The way they set it up was something I had never seen before. Porter Robinson had a team of developers working with people at Oculus to create a virtual fantasy world themed around his new album and overall aesthetic, which you could run in a browser. You could walk around, go to different worlds, talk to people using voice chat, look at the stream on a big virtual screen, and even do all of this in virtual reality. I tuned in throughout the day, and although I’m not a big EDM fan, I enjoyed Serph and Wave Racer’s sets, which I spent talking to people from Portugal to the Japan about video games and music. I truly felt a connection to everyone there, something I hadn’t felt in a long time.
Obviously, the headline performance was Porter himself, who went on at the end of the night and played both old material and songs from his brand-new album Nurture (of which I am a huge fan). From what I could tell, all the vocals during the set were done live, which was both unexpected and cool to see. Highlights from the show include his performance of “Goodbye to a World”, “Musician”, and “Something Comforting”.

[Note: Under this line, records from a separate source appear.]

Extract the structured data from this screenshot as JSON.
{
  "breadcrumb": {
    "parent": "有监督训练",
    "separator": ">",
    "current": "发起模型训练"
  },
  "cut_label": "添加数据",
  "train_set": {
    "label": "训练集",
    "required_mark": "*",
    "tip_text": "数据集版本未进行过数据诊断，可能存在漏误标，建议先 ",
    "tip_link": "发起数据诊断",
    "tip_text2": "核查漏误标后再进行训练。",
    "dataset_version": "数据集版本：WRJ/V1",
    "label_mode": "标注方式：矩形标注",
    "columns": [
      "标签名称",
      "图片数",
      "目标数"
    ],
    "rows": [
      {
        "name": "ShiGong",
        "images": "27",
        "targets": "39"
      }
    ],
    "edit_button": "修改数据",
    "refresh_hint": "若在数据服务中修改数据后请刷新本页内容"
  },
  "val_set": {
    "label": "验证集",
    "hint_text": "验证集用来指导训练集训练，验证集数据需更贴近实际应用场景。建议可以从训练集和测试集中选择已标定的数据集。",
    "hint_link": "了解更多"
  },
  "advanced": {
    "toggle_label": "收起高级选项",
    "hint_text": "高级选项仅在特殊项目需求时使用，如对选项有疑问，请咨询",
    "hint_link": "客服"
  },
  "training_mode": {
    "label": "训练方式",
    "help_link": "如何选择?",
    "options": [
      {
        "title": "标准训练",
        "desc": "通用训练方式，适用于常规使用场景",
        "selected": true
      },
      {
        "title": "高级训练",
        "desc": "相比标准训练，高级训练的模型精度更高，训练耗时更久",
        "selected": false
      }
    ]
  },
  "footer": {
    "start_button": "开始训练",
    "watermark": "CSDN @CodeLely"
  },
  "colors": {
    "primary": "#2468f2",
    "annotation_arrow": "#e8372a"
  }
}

I watched his set from last year’s Secret Sky on YouTube, and they really upped the budget for this year. The floor and wall behind him were both screens that displayed intricate designs and animations throughout the show, accompanied by an in-game light show and fireworks. It was a truly beautiful experience, and what I believe to be the peak of virtual performances. The only thing that could have enhanced this further for me would have been a VR headset.
The show ended with a performance of “Look at the Sky”, accompanied by a video announcement for the return of his in-person festival, Second Sky, which is scheduled to happen in the bay area in the fall. I had never considered flying out for a music festival before, but school permitting, I might just have to go to this one.